For monitoring and debugging, I'm using Python's built-in logging module. This streams detailed information to the console while training and saves a complete record to a file in the /logs directory.
To see how the models are performing, I wrote a plotting utility that automatically generates and saves charts of the training and validation metrics for each epoch. This provides a quick visual way to check for things like overfitting.
The DilatedResNetCNN was the top-performing model. Its success is likely due to its advanced architecture:
- Dilated convolutions allowed the network to learn relationships between distant amino acids, which is critical for structure prediction
- Residual connections enabled stable training of a deeper, more powerful network capable of learning a richer hierarchy of features
While the BiLSTM also performed well by capturing long-range dependencies, the DilatedResNetCNN's ability to efficiently learn hierarchical spatial patterns across the sequence proved to be the most effective strategy for this task.
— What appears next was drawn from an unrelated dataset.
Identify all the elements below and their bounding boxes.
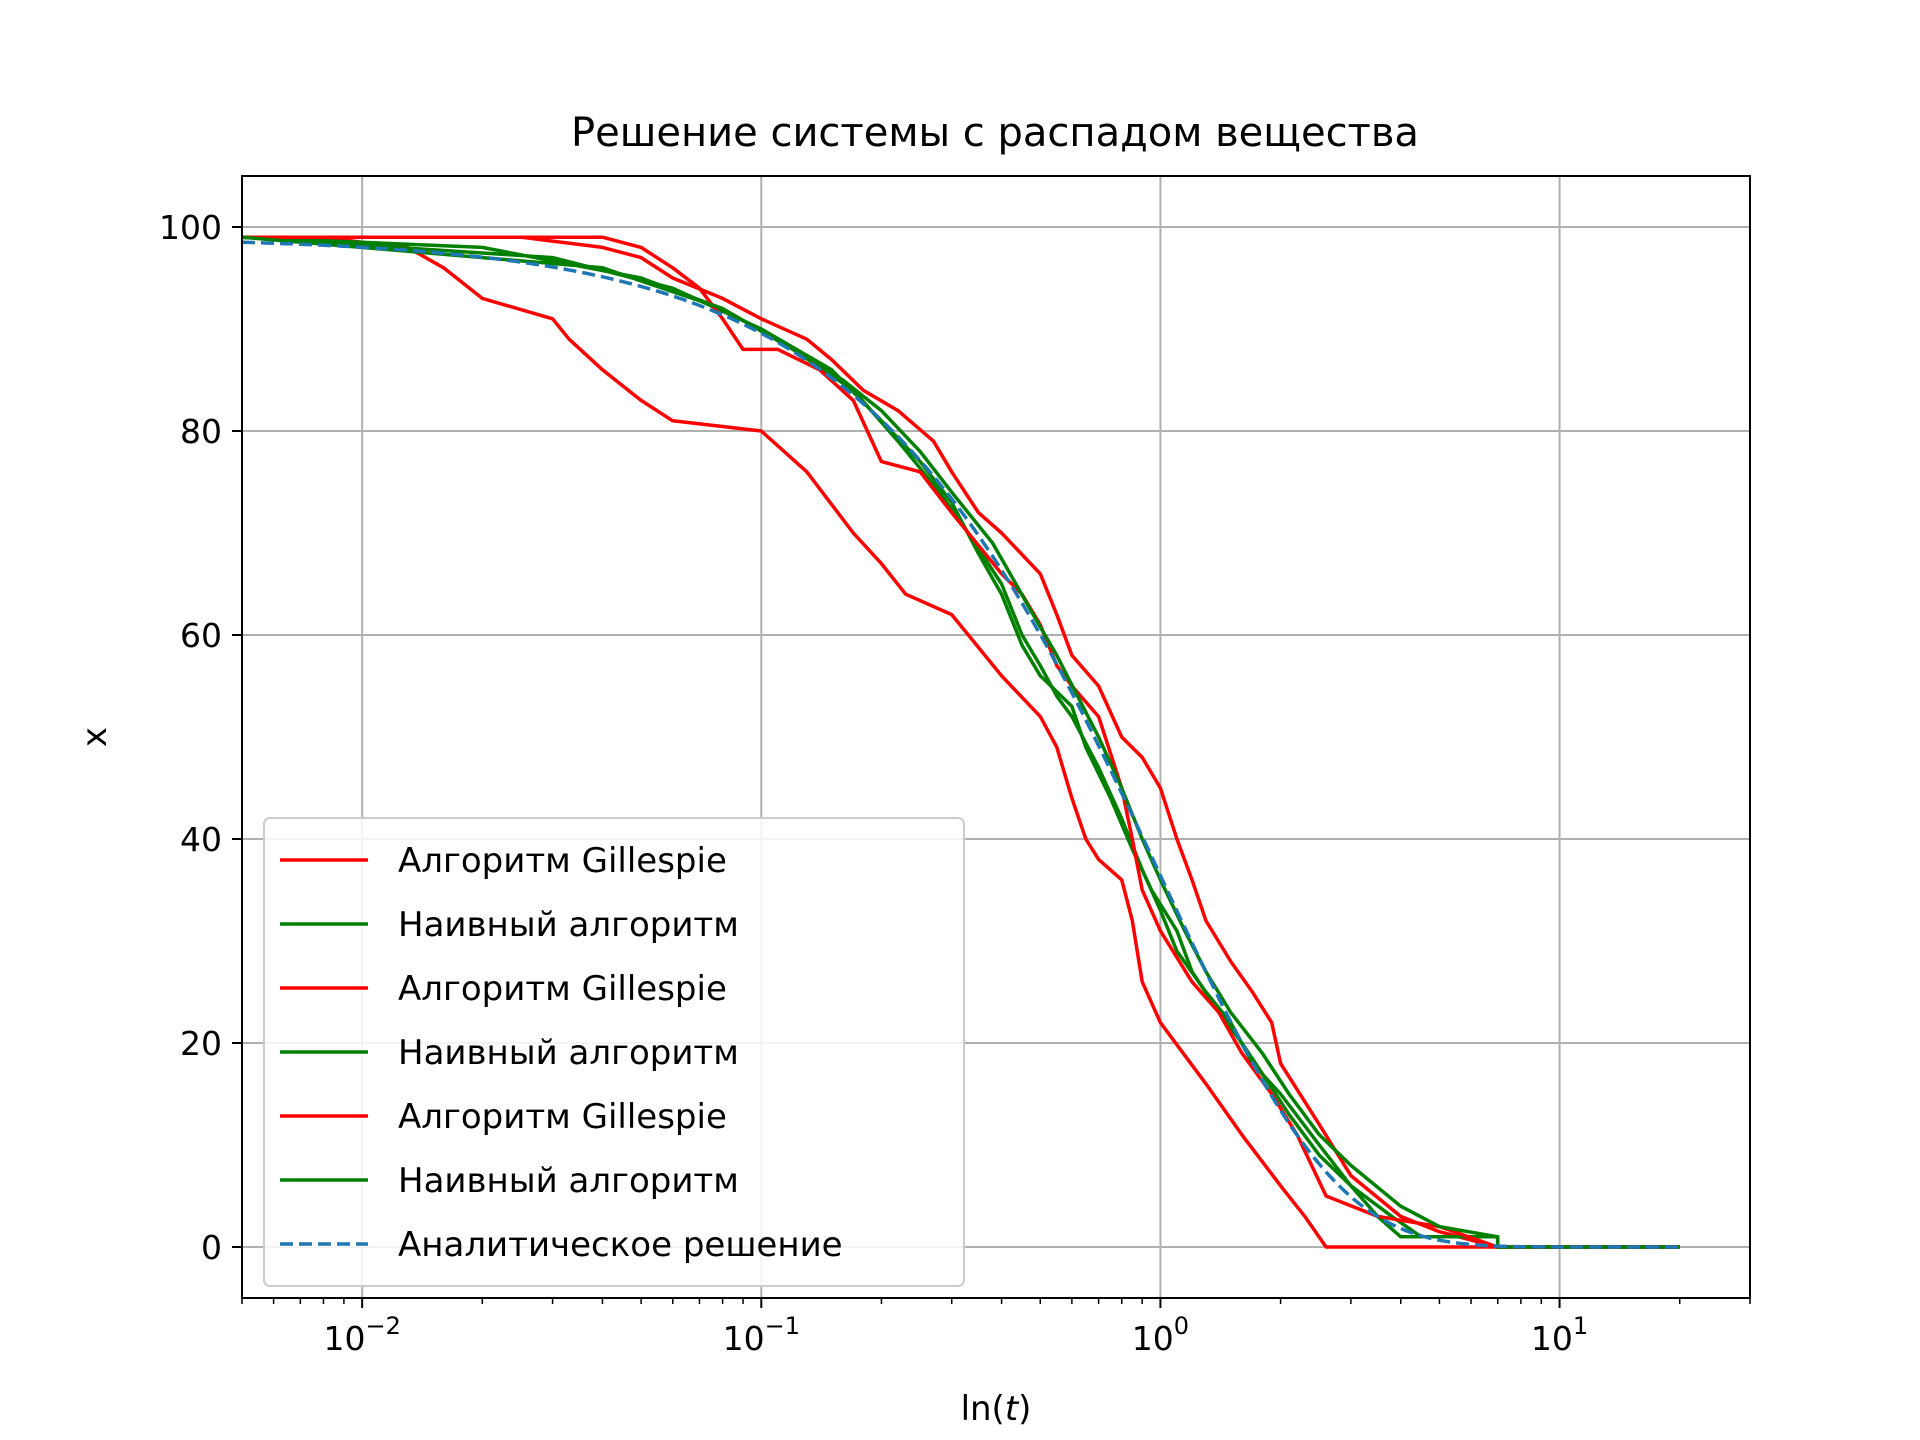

- Final Evaluation: Evaluate the best-performing model (
DilatedResNetCNN) on the CB513 test set for a final, unbiased performance metric. - Error Analysis: Perform a detailed error analysis, including a confusion matrix, to identify which secondary structure classes (or sequence contexts) are most difficult to predict.
- Hyperparameter Tuning: Experiment with hyperparameter tuning for the
DilatedResNetCNNmodel to potentially improve performance further.